The most talked about feature was also included in this update.  Multi-User accounts solves the problem of having a shared tablet.  Accounts can be switched from the lock screen by clicking a small circle close to the bottom with the account holder’s photo in it.  Once you have multi-user accounts enabled, the photo that appears in the Quick Settings serves as a sort of “switch user” button and will take you directly to the lock screen to allow you to switch users.  I haven’t been able to actually use this feature as I can’t seem to get my fiance to remember her Google credentials and didn’t want to make a new Google account to create the secondary account on the device.  From what it looks like, however, it doesn’t seem like you can keep the other user from manipulating things on the device such as apps and what have you.  It seems as if they can share the apps already shared on the device, but I doubt that will transfer over into their Google Play account and allow them to download apps you bought on their devices.  It seems the only difference this allows for is logins.

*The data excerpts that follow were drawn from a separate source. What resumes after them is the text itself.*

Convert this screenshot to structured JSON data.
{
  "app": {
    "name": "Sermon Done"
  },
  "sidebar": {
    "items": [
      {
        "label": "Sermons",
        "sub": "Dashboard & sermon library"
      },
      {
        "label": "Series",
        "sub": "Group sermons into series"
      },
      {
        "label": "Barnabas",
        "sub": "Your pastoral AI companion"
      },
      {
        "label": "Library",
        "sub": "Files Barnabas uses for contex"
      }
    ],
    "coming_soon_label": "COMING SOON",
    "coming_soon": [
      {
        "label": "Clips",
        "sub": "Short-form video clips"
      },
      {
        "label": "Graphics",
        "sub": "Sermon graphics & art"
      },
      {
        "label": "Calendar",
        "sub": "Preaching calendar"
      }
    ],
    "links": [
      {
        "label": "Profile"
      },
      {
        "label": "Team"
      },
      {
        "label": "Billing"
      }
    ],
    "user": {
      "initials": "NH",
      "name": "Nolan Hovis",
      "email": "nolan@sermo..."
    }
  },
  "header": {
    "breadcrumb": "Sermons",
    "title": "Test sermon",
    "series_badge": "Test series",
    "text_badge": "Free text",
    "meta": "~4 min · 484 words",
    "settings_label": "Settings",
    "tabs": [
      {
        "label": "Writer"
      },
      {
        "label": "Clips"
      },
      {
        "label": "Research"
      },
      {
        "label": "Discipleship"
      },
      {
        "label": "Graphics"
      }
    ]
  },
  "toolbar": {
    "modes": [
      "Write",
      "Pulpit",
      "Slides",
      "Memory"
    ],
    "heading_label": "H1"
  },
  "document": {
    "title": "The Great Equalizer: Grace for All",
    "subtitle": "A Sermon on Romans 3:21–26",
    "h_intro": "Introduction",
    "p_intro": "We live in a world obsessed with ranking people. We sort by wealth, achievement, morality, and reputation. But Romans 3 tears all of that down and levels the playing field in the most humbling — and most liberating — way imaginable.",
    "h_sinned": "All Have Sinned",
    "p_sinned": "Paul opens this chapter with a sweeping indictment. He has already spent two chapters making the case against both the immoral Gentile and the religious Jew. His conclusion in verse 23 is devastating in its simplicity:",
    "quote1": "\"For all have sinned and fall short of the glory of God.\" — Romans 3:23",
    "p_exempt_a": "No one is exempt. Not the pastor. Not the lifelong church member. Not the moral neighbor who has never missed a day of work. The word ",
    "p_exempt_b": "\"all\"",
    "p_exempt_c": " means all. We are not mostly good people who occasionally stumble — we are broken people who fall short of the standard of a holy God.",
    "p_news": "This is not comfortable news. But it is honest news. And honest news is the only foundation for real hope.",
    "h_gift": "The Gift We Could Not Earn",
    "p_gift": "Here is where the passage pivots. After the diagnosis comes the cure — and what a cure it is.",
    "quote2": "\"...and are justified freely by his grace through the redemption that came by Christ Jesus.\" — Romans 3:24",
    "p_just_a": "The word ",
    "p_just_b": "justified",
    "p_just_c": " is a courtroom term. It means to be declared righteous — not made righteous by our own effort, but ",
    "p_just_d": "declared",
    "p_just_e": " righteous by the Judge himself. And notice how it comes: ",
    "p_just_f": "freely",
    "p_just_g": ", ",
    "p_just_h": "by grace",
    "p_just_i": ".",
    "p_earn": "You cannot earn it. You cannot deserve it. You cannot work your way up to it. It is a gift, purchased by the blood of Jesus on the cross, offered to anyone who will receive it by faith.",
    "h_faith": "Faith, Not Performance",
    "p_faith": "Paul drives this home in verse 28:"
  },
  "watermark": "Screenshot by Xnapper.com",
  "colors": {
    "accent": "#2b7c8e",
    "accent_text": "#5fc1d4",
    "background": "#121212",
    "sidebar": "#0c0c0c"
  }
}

From what its looking like everywhere else that I read, I may be the only one who has noticed some kind of degradation of service from applying the new update.  Even from those who have applied the update the way I did, I may be the lone wolf in noticing that swipes and taps don’t register when they should.  When playing around with it and trying to get the Quick Settings menu to appear, it refused to and the notification bar and on-screen buttons just “crashed” on me before showing me the menu.  I’ve also had a couple of apps taking longer than expected to load up, but they had just been updated, so I’ll give them the benefit of the doubt.  Maybe it just needs a reboot.


For what its worth, it seems Android 4.2 has bought some welcome changes to the Android mobile operating system.  However, I feel like this would have been better received by me if it weren’t for the leaked builds and other blogs and websites telling me how it was going to behave as opposed to what its doing at final release.  Again, without owning a Galaxy Nexus or Nexus 4 (or even a Nexus 10, for that matter), I don’t know how these changes translate elsewhere at the moment.  All I know is, is that in the 5 years that Android has been around, I’ve seen it come from the ugly duckling to the belle of the ball and this latest update seems to be a step in the right direction.